Für Niclas Füllkrug spricht die Quote

Ein anderer Gewinner der beiden Länderspiele trug die Nummer neun, erzielte mit einem selbst herausgeholten Handelfmeter sein sechstes Länderspieltor im sechsten DFB-Einsatz und spielt (noch) bei Werder Bremen: Niclas Füllkrug ist nicht mehr wegzudenken als Führungsspieler dieser Elf, die ihr nächstes Länderspiel gegen die Ukraine im Juni im Bremer Weserstadion bestreitet. Es folgt ein Test in Warschau gegen Polen und ein weiteres Freundschaftsspiel in Gelsenkirchen.

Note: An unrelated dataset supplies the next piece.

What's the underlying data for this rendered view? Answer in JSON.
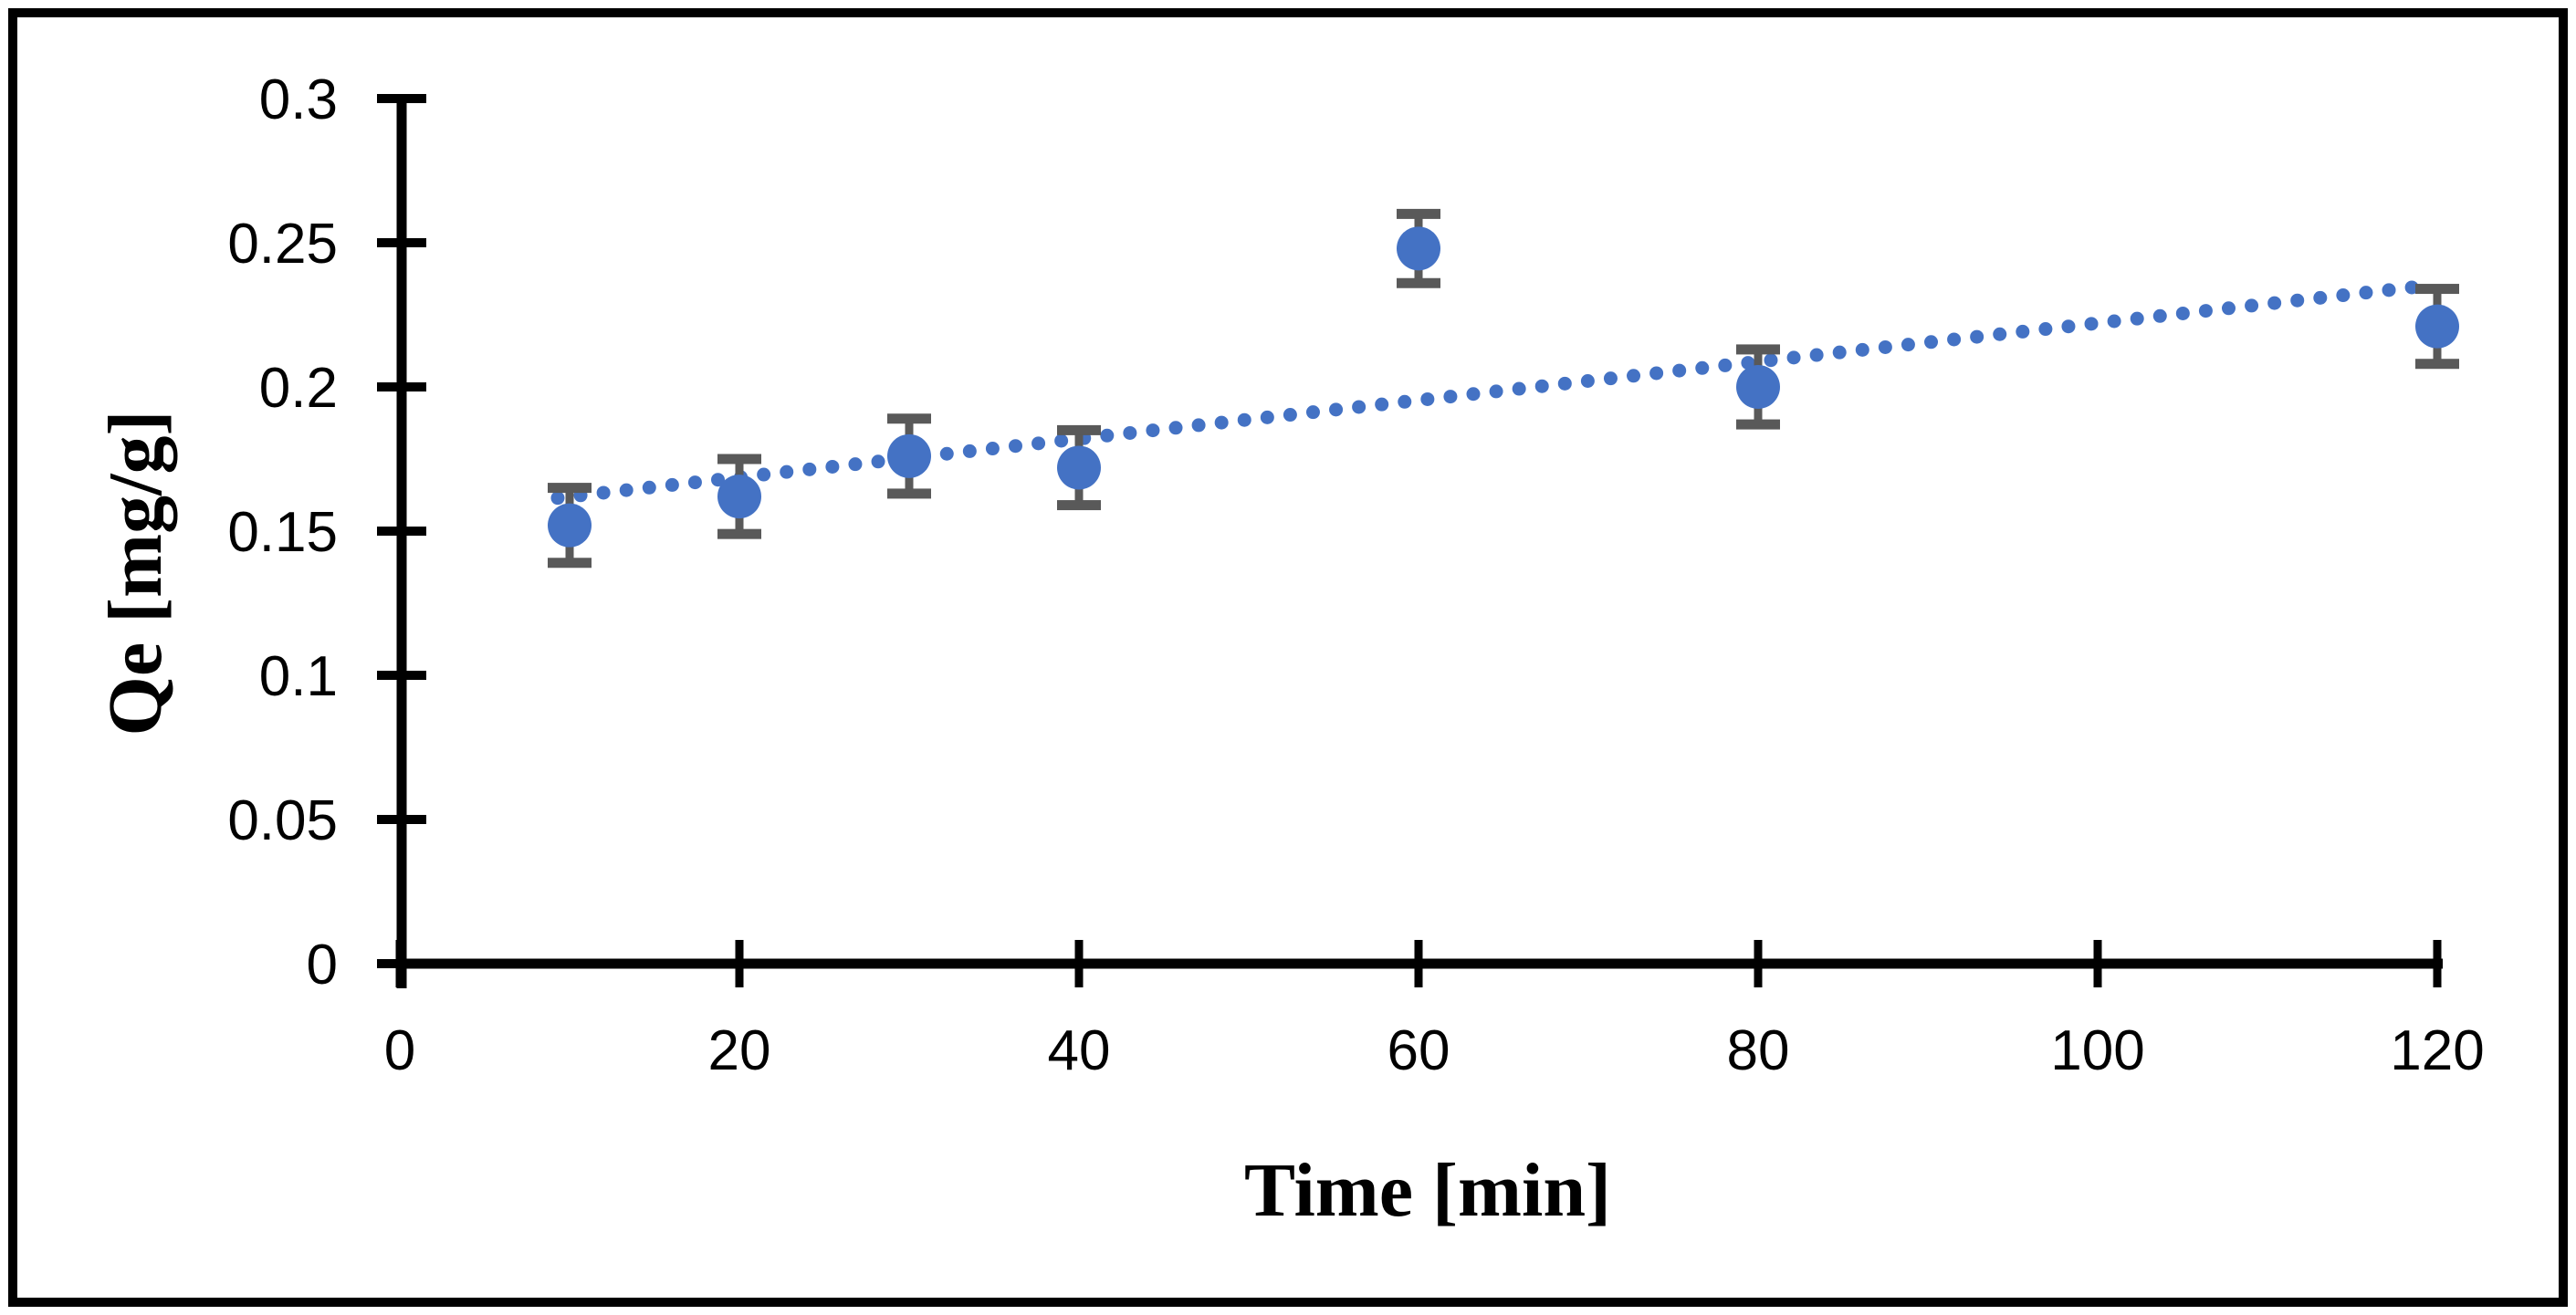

Dann sollte Flick die Experimentierphase allerdings beenden - und dringend wieder Antonio Rüdiger als Chef der Viererkette aufbieten, in der Thilo Kehrer, Marius Wolf und David Raum zeitweise ziemlich überfordert waren.
"Es muss einmalig bleiben, dass wir solche 25 Minuten gesehen haben", sagte Flick, der als Kardinalfehler die Passivität seiner Mannschaft nannte: "Wir waren einfach nicht so aggressiv."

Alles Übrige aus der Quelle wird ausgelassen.